Vi sono poi, terzo aspetto, ragioni strutturali. Euro e dollaro sono valute che fanno riferimento alla stessa sfera geopolitica occidentale egemonizzata da Washington, ma la moneta dell’Unione Europea è usata spesso da Paesi ostili all’egemonia del biglietto verde come mezzo di transazione alternativo. E se negli ultimi anni, scrive Il Sole 24 Ore, “il dollaro ha consolidato il suo ruolo di àncora – l’’esorbitante privilegio’, secondo la definizione coniata negli anni Sessanta dall’allora ministro delle Finanze francese Valéry Giscard d’Estaing” – visto che i legami con le emissioni della Fed caratterizzano il 62% delle valute dei 195 Paesi del mondo, l’euro, con il 28%, è ben piazzato e assieme allo yuan cinese (in graduale ascesa) copriva una fetta di mercato consistente già prima della crisi. Ora, fa notare Carlo Pelanda su Italia Oggi, il perimetro del biglietto verde è intaccato “dalla frammentazione in blocchi regionali/meganazionali del sistema mondiale”, la cui accelerazione “ridurrebbe la scala della Pax Americana, trasformando l’America da impero mondiale in regno locale, con l’ovvia conseguenza di rimpicciolire il raggio di riferimento del dollaro”.

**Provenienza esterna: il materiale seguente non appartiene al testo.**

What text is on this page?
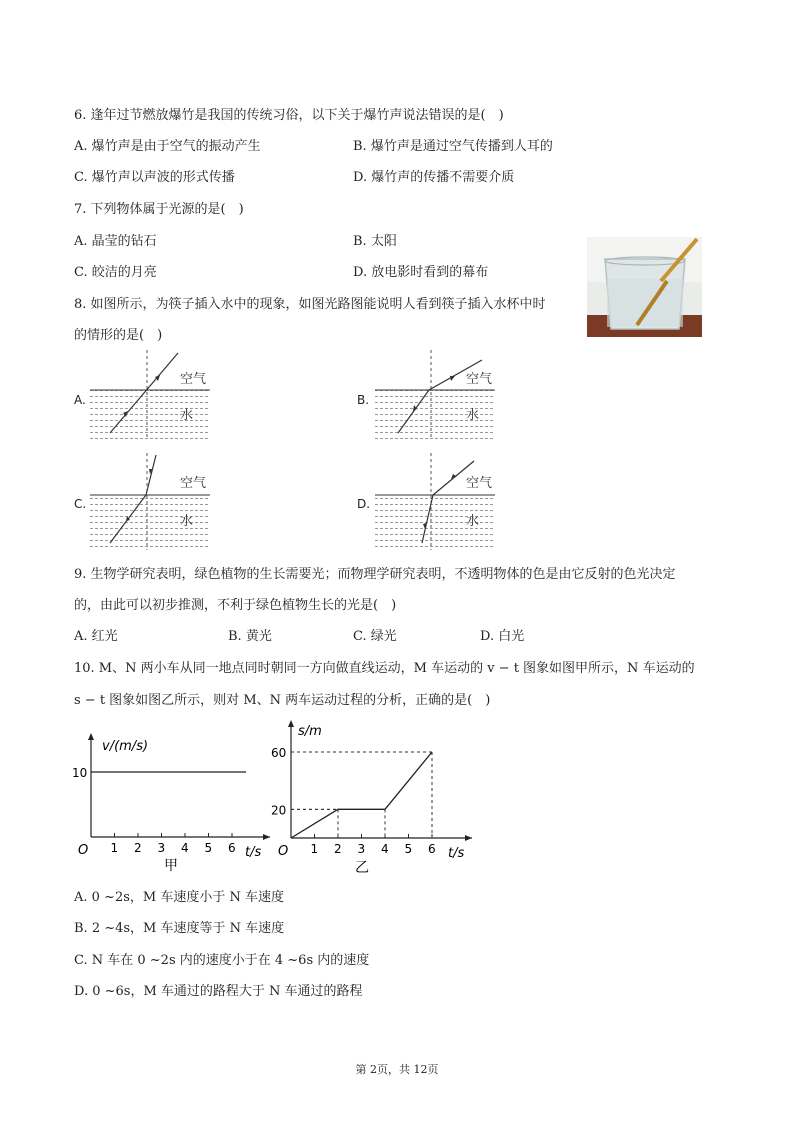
6. 逢年过节燃放爆竹是我国的传统习俗，以下关于爆竹声说法错误的是(　)
A. 爆竹声是由于空气的振动产生	B. 爆竹声是通过空气传播到人耳的
C. 爆竹声以声波的形式传播	D. 爆竹声的传播不需要介质
7. 下列物体属于光源的是(　)
A. 晶莹的钻石	B. 太阳
C. 皎洁的月亮	D. 放电影时看到的幕布
8. 如图所示，为筷子插入水中的现象，如图光路图能说明人看到筷子插入水杯中时
的情形的是(　)
空气
水
A.
空气
水
B.
空气
水
C.
空气
水
D.
9. 生物学研究表明，绿色植物的生长需要光；而物理学研究表明，不透明物体的色是由它反射的色光决定
的，由此可以初步推测，不利于绿色植物生长的光是(　)
A. 红光	B. 黄光	C. 绿光	D. 白光
10. M、N 两小车从同一地点同时朝同一方向做直线运动，M 车运动的 v − t 图象如图甲所示，N 车运动的
s − t 图象如图乙所示，则对 M、N 两车运动过程的分析，正确的是(　)
O
v/(m/s)
t/s
甲
1 2 3 4 5 6
10
O
s/m
t/s
乙
1 2 3 4 5 6
20
60
A. 0 ~2s，M 车速度小于 N 车速度
B. 2 ~4s，M 车速度等于 N 车速度
C. N 车在 0 ~2s 内的速度小于在 4 ~6s 内的速度
D. 0 ~6s，M 车通过的路程大于 N 车通过的路程
第 2页，共 12页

L’euro si trova nella kafkiana situazione di essere una moneta ambita al di fuori dei suoi confini di validità ma strutturalmente in crisi sul versante interno. Segno dell’incongruenza di una moneta senza strategia politica alle spalle, come dimostrato da diverse situazioni di crisi internazionali (da quella irachena di inizio millennio al caso delle sanzioni alla Russia) in i Paesi europei sono sempre andati al traino del biglietto verde sul campo economico-finanziario. La sua ascesa indebolisce il dollaro ma non contrappone all’indebolimento della posizione geopolitica statunitense un rilancio del ruolo dell’Europa come soggetto autonomo. I dividendi dell’euro sono appannaggio di pochi Paesi mentre altri, come l’Italia, hanno solo da perdere da una moneta unica sopravvalutata in materia di bilancia commerciale e potere d’acquisto.
Usa e Ue, suggerisce Pelanda, dovrebbero porre in essere strategie finanziarie concertate per “inserire l’America in un’alleanza ampia che ripristini la fluidità dei flussi in un mercato almeno semiglobale”, evitando che gli operatori possano, a piacimento, giocare i mercati europei contro quelli Usa e viceversa. Sul campo finanziario si misurerà una delle maggiori prove della (supposta) coesione transatlantica nel contesto della sfida del secolo: quella che vedrà Washington affrontare l’ascesa cinese, che ha nel decollo dello yuan una chiave di volta. Molto dipenderà da quanto andrà in atto dopo la fine della crisi pandemica, per ora molto remota sia sul fronte sanitario che su quello economico: ma creare camere di compensazione per lo scambio di titoli e riserve di valute tra i sistemi europei e nordamericani potrebbe sicuramente impedire che si creino contrapposizioni all’interno di un gruppo di alleati strategici.